Dreckige Sexband im Exil


Einst gingen Chikinki mit Vibratoren auf Tour. Jetzt begnügen sie sich mit musikalischen Eigenheiten.

Dass es Künstler von den Britischen Inseln in die deutsche Hauptstadt zieht, ist kein so neues Phänomen. David Bowie hat’s einst vorgemacht; nun verstärkt Ed East die Berliner Popexilgemeinde. Den Gitarristen von Chikinki leiten neben akademischen (er hat Germanistik studiert) auch wirtschaftliche Motive: „In London musst du ständig um die Bezahlung der nächsten Miete bangen. Alles ist unfassbar teuer. Hier brauche ich nich t auf jeden Euro schauen, bevor ich ihn ausgebe, das tut meiner Kreativität gut.“ Ein großer Teil von Easts Ideen findet bei Chikinki Verwendung. Die Band, vor gut zehn Jahren in Bristol an der Uni gegründet und hierzulande seit dem Album Lick your ticket (2004) ein Begriff, hatte sich für einige Zeit mit dem Großkonzern Universal eingelassen, wurde aber wegen ausbleibender Großverkäufe bald wieder vor die Tür gesetzt. Dabei hatten sich die fünf vorher eine hübsche Ferkelei ausgedacht: „Das Label wollte uns als dreckige Sexband vermarkten und schickte DJs einen 13-teiligen Vibrator als Werbegag. Wir haben das Ding dann mit auf Tour genommen und auf unseren Merchandisingtisch gestellt. Und was passierte? Nach und nach wurden Teile davon gemopst. Darüber sind wir aber nicht sonderlich traurig.“

Andere lassen sich durch einen Rauswurf und den Wegfall von Budgets für derartige Werbeideen entmutigen.

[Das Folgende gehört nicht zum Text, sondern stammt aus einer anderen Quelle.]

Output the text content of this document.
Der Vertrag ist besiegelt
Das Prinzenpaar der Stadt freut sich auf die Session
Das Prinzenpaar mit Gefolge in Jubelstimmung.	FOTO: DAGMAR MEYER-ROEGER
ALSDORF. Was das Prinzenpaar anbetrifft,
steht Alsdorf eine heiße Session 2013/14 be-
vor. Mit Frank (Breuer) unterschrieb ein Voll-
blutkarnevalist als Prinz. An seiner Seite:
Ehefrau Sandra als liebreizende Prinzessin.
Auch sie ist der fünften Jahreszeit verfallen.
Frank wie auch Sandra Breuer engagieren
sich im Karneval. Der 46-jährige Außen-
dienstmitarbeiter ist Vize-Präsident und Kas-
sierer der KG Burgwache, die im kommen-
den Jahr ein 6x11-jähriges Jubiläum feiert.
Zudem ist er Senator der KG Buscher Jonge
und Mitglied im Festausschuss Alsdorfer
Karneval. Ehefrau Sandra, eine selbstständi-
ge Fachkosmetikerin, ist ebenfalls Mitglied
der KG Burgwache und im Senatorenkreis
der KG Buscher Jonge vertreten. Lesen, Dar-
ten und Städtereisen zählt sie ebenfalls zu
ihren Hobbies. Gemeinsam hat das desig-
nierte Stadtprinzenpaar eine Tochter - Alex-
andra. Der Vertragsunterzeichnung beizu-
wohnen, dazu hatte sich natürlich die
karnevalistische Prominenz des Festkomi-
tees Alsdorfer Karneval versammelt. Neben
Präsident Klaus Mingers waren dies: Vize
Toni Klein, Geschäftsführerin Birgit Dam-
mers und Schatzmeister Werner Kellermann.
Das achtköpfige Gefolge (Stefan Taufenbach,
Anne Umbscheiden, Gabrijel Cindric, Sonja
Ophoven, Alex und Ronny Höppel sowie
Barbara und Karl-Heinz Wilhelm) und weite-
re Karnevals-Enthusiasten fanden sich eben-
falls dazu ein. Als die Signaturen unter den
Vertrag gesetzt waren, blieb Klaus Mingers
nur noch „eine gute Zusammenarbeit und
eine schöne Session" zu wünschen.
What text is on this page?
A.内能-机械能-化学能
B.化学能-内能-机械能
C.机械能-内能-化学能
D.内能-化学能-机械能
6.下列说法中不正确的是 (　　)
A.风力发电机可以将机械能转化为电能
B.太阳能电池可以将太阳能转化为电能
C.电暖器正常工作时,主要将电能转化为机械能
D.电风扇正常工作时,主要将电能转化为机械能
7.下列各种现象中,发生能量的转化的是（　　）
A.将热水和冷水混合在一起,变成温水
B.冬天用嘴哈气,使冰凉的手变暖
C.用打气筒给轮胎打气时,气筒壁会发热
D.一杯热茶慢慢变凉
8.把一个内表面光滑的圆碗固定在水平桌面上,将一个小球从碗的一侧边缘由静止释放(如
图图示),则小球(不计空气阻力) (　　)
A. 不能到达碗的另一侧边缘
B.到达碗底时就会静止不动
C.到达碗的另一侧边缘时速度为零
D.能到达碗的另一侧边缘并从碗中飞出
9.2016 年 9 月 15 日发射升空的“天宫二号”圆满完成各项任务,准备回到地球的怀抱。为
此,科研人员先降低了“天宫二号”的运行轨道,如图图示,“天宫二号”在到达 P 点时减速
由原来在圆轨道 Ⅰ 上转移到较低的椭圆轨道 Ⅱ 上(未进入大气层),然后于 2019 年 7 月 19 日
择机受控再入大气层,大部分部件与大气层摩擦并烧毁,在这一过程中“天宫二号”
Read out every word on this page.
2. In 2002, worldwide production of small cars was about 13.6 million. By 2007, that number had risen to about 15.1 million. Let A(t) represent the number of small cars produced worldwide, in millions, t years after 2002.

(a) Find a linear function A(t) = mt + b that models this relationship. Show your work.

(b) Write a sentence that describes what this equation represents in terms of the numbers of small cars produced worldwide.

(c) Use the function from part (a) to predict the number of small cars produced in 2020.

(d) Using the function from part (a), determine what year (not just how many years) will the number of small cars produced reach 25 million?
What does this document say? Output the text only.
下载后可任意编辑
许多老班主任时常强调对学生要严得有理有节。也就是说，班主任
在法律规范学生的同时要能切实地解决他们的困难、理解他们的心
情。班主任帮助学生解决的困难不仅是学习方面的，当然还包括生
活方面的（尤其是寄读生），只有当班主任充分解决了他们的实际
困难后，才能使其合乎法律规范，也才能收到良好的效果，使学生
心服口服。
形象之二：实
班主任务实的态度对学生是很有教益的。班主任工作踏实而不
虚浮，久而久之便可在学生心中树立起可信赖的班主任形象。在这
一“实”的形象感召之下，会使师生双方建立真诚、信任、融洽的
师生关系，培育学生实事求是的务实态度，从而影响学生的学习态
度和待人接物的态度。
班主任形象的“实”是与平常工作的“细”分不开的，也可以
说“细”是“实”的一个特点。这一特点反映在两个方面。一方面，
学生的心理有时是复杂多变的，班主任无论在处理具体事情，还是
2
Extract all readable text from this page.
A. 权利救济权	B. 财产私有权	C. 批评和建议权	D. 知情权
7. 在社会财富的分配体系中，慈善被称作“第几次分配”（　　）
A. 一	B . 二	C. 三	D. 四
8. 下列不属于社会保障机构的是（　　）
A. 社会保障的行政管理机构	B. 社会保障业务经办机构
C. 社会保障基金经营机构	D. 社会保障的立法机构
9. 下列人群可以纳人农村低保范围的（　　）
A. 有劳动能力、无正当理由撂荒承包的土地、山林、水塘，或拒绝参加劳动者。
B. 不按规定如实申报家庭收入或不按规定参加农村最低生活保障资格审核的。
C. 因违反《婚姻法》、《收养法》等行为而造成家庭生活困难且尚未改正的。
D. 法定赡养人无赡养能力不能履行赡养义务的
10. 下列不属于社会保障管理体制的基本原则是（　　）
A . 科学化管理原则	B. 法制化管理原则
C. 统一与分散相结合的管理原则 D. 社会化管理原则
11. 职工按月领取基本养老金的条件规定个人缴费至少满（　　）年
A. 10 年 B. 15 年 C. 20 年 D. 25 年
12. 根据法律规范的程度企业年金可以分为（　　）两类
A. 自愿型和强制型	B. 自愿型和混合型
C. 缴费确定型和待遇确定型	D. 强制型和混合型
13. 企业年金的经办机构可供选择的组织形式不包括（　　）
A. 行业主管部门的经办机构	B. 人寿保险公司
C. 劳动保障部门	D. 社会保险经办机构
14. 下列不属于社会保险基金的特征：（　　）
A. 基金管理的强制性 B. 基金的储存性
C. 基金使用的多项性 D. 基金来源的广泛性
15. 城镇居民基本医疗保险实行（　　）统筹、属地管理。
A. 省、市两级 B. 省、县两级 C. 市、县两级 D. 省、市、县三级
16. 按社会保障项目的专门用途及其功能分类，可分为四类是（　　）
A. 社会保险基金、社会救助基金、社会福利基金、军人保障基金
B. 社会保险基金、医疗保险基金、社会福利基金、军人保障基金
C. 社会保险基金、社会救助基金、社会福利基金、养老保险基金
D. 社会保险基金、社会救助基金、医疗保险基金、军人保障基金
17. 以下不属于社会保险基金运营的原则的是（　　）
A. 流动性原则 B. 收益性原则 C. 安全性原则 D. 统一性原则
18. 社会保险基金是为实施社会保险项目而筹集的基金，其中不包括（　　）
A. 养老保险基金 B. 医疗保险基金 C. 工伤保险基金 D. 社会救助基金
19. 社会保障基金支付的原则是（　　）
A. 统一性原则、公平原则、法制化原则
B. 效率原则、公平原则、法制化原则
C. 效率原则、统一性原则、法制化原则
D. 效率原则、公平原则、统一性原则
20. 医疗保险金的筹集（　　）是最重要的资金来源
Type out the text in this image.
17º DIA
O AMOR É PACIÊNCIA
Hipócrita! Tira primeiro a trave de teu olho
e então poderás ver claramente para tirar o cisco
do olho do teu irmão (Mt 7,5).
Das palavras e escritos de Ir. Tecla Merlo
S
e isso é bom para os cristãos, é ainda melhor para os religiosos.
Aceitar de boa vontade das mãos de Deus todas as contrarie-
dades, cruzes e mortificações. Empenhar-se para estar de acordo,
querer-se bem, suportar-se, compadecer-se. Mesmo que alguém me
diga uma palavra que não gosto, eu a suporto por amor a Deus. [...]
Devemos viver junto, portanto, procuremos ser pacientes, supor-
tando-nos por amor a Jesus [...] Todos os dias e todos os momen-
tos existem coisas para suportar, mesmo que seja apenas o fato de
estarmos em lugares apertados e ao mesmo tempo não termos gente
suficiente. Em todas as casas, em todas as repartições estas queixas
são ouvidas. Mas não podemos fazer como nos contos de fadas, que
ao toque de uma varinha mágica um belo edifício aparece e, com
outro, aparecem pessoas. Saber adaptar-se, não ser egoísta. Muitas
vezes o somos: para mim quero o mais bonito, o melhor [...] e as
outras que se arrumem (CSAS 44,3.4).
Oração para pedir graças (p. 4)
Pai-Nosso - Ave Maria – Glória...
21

Chikinki aber nehmen ihr Schicksal locker und mit Humor, ebenso wie die Arbeit am vierten Album brace, brace, das mit altmodischen Orgeln und klaren Popstrukruren im Stil einer Beatband aus den Sixties glänzt. „Wir können und wollen uns dem, was momentan in der Popszene passiert, nicht verschließen. Gitarrenbands sind wieder in Mode, davon nimmt man etwas mit. Beeinflusstwerden wir aber auch von Musikern, mit denen wir auf Tour gehen. Robocop Kraus zum Beispiel, die sind großartig, und Jack Penate, mit dem wir in Frankreich unterwegs waren, bevor es mit ihm richtig abging.“ Chikinki-Freunde denken gerne daran zurück, wie die Band früher mit ihren beiden Keyboardern elektronischen Rocksound der anderen Art zelebrierte. Da muss man wohl ein bisschen umdenken. Dass ihre Musik heute retro klinge, findet Ed East aber nicht: „Die Hälfte der Band würde sofort aussteigen, wenn wir nicht mehr den Anspruch hätten, innovativ zu sein. Schräge und seltsame Einflüsse sind uns einfach zu wichtig.“ Damit wird er nicht nur im traditionell dem Abseitigen zugeneigten Berlin auf offene Ohren stoßen.